In Minneapolis, Socialist Alternative member Ginger Jentzen’s City Council campaign is shaking the political establishment to its core. Running on a strong socialist platform, Ginger is fighting for bold policies like rent control and taxes on big developers and millionaires to fund affordable housing and social programs. The campaign is a way to build a powerful grassroots movement of the 99% to push back against the corporate agenda in City Hall.
Against a background of a city that has one of the largest levels of economic and racial inequality in the nation, Ginger’s bold campaign is receiving a strong echo from workers and young people. In early August, when the first financial reports were released for the election, it was shown that Ginger had raised over three times as much as her Democratic establishment-backed opponent. Not only that, but she had done it as the only candidate in either the Mayoral or City Council elections pledging not to take a dime in corporate cash. Truly a campaign that is NOT FOR SALE.
Make Life Easier for Developers?
This stands in stark contrast to the Democratic-establishment backed opponent Steve Fletcher, who, despite much progressive rhetoric, has said he’ll take money from big developers – stating in a September forum hosted by the Chamber of Commerce that he wishes to “make life easier for the developers” in Minneapolis. He further said he didn’t understand why developers were being singled out. The truth behind this statement is that the city political establishment doesn’t want them singled out.
Though Minneapolis has not yet reached the peak housing and unaffordability crisis levels of cities like New York or San Francisco, gentrification has accelerated and housing prices have been skyrocketing over the last several years. Like many other big cities, Minneapolis has long been dominated by the establishment of the Democratic Party, known as the DFL (Democratic-Farmer-Labor Party) in Minnesota. The DFL establishment has carried out a “business-as-usual” agenda based on large handouts to corporations while shifting the economic and social burden onto the backs of working people.
The Twin Cities are home to 17 Fortune 500 companies making massive profits, yet Minneapolis Mayor Betsy Hodges’ newly proposed 2018 budget contains regressive tax increases on working-class and poor homeowners. And, despite progressive talk about supporting the successful fight for a $15 minimum wage led by Socialist Alternative and Ginger Jentzen earlier this year, the Mayor’s budget proposal would only create one full-time position with responsibility to enforce the new wage for 71,000 workers across the city. Given that American workers lose $50 billion to wage theft each year – over three times as much as the value of all property crimes – the proposal is nothing but lip service to the needs of working people.
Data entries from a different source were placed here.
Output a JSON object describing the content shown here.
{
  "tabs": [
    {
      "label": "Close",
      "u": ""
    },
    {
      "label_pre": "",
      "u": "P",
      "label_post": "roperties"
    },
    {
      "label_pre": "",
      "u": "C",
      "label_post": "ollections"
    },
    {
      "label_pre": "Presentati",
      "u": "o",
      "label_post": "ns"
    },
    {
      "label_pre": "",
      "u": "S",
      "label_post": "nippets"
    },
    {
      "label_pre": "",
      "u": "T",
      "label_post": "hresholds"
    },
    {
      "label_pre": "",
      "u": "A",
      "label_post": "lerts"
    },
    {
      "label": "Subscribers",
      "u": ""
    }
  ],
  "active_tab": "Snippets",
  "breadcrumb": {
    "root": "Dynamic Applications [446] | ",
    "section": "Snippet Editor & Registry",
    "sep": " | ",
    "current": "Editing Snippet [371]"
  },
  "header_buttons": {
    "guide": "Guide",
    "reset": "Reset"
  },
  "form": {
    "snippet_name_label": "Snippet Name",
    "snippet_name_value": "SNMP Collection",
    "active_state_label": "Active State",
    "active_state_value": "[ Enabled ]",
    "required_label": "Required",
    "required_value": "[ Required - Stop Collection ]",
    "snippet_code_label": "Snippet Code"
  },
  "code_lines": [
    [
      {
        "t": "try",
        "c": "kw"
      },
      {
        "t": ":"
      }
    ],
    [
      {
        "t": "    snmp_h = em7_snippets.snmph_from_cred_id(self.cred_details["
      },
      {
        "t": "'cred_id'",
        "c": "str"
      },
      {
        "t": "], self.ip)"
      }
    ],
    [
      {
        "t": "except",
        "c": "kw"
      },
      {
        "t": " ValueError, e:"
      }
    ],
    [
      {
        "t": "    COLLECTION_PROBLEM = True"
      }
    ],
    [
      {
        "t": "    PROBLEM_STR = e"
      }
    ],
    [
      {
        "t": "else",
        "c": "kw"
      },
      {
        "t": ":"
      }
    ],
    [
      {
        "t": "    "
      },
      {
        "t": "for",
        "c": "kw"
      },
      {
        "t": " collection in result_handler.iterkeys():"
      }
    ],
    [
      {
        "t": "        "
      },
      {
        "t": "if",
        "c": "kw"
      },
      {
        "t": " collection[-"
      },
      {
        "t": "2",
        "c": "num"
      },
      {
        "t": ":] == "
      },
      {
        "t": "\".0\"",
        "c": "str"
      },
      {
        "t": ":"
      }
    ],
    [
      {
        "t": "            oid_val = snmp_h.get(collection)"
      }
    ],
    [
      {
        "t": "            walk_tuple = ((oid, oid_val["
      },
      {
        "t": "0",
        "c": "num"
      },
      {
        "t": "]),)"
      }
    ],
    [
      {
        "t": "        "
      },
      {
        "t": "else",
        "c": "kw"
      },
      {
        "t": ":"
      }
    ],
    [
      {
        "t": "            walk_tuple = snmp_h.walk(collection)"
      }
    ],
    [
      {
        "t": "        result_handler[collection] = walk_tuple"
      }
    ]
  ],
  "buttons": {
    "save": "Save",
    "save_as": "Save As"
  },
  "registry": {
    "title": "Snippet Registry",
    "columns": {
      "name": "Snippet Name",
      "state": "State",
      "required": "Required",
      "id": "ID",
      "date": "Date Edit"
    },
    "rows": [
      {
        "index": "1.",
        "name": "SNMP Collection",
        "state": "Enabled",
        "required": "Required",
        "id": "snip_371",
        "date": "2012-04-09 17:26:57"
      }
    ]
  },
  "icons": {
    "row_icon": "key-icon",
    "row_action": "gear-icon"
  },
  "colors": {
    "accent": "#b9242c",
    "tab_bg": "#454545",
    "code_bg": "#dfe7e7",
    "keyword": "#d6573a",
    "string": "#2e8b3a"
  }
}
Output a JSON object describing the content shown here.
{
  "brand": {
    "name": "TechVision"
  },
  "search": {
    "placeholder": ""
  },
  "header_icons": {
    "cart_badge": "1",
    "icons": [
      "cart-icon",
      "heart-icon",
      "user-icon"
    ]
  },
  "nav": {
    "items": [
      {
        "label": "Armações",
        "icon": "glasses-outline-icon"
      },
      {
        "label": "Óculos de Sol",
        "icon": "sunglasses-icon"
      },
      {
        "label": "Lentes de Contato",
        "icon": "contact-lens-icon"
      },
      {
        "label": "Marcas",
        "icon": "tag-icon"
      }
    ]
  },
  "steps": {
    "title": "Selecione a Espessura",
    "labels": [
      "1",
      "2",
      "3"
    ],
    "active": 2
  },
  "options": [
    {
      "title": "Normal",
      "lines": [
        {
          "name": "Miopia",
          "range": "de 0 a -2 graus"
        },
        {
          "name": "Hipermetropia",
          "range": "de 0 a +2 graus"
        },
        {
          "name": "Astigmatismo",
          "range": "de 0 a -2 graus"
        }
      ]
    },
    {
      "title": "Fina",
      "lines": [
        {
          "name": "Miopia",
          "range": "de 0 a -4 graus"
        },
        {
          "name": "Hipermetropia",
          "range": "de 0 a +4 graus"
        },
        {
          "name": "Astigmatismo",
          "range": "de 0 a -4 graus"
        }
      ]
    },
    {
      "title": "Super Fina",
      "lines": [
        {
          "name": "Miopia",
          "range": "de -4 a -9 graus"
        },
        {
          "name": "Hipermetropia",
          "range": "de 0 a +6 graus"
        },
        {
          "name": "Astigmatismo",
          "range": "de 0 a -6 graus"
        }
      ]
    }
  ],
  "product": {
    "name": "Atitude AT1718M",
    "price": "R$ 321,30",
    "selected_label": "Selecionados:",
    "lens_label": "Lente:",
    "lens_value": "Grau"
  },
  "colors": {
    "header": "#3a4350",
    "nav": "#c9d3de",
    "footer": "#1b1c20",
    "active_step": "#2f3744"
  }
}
The Minneapolis political establishment has long failed to address deep systemic problems with police brutality in the city where Jamar Clark and Philando Castile found no justice. Ginger is calling for a democratically elected community oversight board, with full powers over the police, including the right to subpoena officers.
In her 2013 campaign, Hodges called herself a “progressive,” as Ginger’s DFL opponent Steve Fletcher does now. However, the road to hell is paved with good intentions. Unless Fletcher decisively breaks with the DFL establishment and refuses to take corporate cash, he cannot truly be expected to stand up to the pressures of elected office.
A Real Voice for Working People
Ginger has already stood up to these interests and not faltered. As leader of the 15 Now campaign, Ginger helped build an independent grassroots movement of workers, unions and community groups to make Minneapolis the first midwestern city to win a $15 minimum wage. She did this in spite of opposition of big business and the city establishment.
Ginger is a true fighter for the interests of working people and many of the most progressive labor and political groups have endorsed her, including the Communication Workers of America MN State Council, Minnesota Nurses Association, Our Revolution Twin Cities, and the Democratic Socialists of America.
Electing a second independent socialist to a city council in a major city, after Kshama Sawant’s successful election and reelection campaigns in Seattle, would not only be a victory for working people in Minneapolis, but would be an important beacon across the country for working class politics. It would show that what Socialist Alternative has done in Seattle since 2013 is not an isolated incident but the music of the future. Electing Ginger can embolden workers and young people across the country to join us in the project of continuing the political revolution and building a new party of the 99%.